Although direct evidence linking Lpb. plantarum to the regulation of calcium homeostasis in PD remains limited, findings from related studies offer valuable insights into its potential neuroprotective mechanisms. Specific Lpb. plantarum strains have been reported to enhance or promote vitamin D biosynthesis in the host [134]. Vitamin D3 exerts neuroprotective effects by upregulating the glial cell line-derived neurotrophic factor, which is critically involved in the survival and maintenance of dopaminergic neurons [135]. In addition to its neurotrophic effects, vitamin D plays an essential role in calcium homeostasis and may interfere with α-syn aggregation at early stages, as evidenced by reduced oligomer formation in SH-SY5Y neuronal cells following vitamin D treatment [136]. Moreover, vitamin D analogs, such as calcipotriol, have demonstrated the ability to induce calcium-buffering proteins, including calbindin-D28k, which effectively attenuate calcium overload and suppress α-syn aggregation under oxidative conditions [137]. Elevated levels of calbindin-D28k in SNpc neurons are correlated with reduced apoptotic susceptibility, further supporting the neuroprotective role of calcium-buffering mechanisms in dopaminergic neurons [138].
Recently, preliminary investigations suggested that PS128 may regulate α-syn aggregation through vitamin D-dependent calcium homeostasis pathways.
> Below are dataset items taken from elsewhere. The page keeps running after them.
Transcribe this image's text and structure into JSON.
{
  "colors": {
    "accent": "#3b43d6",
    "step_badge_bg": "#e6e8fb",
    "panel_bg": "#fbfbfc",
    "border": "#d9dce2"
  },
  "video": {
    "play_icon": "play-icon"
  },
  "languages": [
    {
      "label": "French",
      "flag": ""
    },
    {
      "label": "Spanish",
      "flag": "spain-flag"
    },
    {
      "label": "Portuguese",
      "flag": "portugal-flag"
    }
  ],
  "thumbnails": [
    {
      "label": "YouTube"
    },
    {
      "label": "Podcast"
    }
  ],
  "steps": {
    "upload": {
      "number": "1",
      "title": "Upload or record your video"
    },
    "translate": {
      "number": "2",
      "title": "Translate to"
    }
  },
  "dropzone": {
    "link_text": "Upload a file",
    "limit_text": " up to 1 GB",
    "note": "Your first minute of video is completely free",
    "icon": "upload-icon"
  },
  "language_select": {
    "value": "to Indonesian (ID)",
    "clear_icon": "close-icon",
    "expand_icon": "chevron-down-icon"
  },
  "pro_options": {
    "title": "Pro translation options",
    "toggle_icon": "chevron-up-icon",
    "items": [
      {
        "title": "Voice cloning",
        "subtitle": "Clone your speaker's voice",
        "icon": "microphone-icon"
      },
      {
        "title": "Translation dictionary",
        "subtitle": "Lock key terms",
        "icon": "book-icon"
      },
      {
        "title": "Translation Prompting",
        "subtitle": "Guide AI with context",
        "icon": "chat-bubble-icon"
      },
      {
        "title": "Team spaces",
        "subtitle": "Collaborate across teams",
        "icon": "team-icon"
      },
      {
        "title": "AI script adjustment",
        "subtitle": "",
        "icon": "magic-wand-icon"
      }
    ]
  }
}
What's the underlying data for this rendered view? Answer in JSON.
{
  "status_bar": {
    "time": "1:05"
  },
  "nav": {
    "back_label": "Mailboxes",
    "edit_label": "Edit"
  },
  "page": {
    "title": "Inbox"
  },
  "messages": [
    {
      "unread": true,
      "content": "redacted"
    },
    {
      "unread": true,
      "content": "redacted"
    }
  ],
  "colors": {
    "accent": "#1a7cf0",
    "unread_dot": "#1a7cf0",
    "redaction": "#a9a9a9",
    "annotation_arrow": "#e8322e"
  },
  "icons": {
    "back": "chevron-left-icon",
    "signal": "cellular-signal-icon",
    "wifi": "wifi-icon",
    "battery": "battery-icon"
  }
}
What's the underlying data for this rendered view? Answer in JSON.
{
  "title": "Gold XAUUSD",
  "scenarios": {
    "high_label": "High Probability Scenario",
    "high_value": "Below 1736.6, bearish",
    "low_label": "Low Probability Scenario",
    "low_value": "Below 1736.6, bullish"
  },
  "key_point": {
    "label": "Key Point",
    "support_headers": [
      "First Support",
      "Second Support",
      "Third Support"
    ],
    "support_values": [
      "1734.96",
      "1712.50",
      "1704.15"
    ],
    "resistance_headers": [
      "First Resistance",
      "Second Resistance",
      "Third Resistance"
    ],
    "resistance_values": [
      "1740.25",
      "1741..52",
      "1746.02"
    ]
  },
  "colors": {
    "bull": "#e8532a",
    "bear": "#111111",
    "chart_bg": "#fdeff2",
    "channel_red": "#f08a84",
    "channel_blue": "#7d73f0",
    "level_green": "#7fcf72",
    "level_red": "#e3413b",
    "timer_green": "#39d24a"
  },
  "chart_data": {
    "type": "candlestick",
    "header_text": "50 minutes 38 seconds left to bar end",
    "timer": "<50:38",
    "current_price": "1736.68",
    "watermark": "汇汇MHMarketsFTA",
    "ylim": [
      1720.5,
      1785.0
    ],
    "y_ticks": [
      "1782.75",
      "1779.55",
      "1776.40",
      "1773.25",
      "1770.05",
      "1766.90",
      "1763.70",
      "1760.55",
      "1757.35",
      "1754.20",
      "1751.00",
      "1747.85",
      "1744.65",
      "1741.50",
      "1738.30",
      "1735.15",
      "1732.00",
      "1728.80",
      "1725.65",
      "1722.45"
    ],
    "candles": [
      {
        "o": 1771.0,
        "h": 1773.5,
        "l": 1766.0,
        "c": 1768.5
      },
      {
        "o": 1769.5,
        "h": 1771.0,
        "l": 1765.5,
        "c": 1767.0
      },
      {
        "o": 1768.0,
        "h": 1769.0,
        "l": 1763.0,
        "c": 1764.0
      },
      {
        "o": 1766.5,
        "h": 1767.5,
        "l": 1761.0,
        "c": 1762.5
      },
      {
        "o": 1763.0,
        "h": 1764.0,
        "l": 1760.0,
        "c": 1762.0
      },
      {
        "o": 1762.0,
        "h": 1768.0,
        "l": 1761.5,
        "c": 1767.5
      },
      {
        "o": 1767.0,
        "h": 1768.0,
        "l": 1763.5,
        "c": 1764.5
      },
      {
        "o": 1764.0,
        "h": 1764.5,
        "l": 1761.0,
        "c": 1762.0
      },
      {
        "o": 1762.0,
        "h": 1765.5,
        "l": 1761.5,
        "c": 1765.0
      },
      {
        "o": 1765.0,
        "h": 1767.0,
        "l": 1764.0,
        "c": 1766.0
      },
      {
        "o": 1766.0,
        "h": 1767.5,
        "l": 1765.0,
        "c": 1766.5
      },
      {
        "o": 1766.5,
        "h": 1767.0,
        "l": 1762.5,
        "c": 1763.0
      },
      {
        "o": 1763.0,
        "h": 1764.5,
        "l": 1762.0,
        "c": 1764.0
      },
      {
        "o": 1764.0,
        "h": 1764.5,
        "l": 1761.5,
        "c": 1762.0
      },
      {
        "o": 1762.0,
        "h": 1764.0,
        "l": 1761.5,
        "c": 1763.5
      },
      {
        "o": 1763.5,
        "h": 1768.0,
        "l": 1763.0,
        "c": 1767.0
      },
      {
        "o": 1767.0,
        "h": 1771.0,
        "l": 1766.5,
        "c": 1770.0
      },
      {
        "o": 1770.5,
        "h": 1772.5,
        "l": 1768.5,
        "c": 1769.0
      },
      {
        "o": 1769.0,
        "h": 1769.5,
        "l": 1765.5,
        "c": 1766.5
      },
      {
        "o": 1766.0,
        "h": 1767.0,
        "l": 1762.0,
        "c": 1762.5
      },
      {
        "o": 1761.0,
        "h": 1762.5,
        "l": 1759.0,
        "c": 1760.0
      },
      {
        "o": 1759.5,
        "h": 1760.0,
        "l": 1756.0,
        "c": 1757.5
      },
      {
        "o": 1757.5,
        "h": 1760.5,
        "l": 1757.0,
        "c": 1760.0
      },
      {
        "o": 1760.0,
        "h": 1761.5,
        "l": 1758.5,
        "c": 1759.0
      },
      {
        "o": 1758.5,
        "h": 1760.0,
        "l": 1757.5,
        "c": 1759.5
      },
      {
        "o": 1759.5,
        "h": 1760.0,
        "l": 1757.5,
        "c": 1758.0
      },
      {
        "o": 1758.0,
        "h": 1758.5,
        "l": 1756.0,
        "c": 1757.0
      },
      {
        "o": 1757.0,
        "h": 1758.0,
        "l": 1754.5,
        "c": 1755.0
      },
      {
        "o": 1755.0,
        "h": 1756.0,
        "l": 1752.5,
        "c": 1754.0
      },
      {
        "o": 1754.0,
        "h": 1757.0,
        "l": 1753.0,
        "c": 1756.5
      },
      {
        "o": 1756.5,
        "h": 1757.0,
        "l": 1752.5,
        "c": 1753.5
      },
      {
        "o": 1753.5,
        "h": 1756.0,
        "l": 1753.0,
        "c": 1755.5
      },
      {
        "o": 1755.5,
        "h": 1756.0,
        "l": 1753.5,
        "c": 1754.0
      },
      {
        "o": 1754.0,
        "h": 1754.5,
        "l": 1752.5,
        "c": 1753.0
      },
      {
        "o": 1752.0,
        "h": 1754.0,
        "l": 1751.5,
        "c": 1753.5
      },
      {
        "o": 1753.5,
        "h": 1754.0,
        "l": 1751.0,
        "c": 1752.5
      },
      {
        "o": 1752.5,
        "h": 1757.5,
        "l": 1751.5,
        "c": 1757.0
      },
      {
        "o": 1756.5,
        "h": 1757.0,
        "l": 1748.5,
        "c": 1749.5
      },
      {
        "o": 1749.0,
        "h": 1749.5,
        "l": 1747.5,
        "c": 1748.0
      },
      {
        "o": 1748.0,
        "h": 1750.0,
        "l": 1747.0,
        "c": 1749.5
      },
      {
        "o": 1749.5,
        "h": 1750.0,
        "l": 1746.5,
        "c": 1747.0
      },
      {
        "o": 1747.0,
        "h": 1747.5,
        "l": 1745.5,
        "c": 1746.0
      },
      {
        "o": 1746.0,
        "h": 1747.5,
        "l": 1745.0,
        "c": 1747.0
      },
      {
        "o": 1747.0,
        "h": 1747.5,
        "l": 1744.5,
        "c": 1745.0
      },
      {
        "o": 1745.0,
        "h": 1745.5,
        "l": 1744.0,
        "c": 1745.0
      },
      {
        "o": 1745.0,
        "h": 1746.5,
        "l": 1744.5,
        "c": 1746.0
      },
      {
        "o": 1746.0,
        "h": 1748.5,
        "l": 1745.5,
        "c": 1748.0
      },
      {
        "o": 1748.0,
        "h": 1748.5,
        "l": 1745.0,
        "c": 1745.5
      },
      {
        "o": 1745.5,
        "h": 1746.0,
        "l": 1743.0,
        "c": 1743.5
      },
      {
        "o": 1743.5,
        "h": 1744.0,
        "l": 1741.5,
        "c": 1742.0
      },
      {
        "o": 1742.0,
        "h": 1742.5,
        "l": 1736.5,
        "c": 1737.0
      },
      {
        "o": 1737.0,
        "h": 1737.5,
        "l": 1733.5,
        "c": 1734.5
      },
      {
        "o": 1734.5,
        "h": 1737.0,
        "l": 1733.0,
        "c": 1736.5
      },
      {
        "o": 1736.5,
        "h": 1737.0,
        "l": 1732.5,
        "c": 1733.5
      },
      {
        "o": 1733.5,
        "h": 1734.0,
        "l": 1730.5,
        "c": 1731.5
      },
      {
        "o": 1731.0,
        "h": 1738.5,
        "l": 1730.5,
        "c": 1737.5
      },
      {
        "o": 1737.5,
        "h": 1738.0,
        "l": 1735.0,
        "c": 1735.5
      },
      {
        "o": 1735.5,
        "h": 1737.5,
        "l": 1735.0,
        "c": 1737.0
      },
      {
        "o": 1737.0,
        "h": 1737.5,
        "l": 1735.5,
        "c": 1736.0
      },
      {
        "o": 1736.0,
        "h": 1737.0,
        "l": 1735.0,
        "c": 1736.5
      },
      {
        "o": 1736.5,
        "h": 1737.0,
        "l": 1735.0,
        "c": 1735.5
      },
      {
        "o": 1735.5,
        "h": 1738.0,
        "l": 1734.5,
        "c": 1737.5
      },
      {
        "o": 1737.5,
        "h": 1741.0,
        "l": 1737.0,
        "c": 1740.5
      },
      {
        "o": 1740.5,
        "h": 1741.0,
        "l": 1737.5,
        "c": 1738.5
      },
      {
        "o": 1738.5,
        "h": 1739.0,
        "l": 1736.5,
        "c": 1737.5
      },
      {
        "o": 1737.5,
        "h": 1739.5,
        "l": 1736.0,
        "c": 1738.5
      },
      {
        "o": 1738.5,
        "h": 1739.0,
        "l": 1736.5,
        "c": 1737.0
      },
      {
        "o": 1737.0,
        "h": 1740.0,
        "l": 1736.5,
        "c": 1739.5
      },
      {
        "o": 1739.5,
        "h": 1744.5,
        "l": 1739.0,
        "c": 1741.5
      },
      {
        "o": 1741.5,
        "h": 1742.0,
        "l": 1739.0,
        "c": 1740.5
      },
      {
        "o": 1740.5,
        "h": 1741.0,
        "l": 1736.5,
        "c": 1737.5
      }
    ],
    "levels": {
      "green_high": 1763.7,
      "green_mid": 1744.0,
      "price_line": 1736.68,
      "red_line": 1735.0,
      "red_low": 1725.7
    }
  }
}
In rotenone-induced PD-like mice, PS128 treatment significantly restored serum calcium and 25-hydroxyvitamin D levels, upregulated intestinal vitamin D receptor protein expression, and stimulated calcium transport, contributing to improved systemic calcium handling (unpublished results).
Collectively, these findings support a mechanistic framework whereby Lpb. plantarum enhances host vitamin D bioavailability and activates calcium-buffering systems, thereby attenuating intracellular α-syn aggregation and providing dopaminergic neuroprotection. Modulation of this gut microbiota-vitamin D-calcium-regulatory axis may offer a promising therapeutic approach targeting MGBA in PD.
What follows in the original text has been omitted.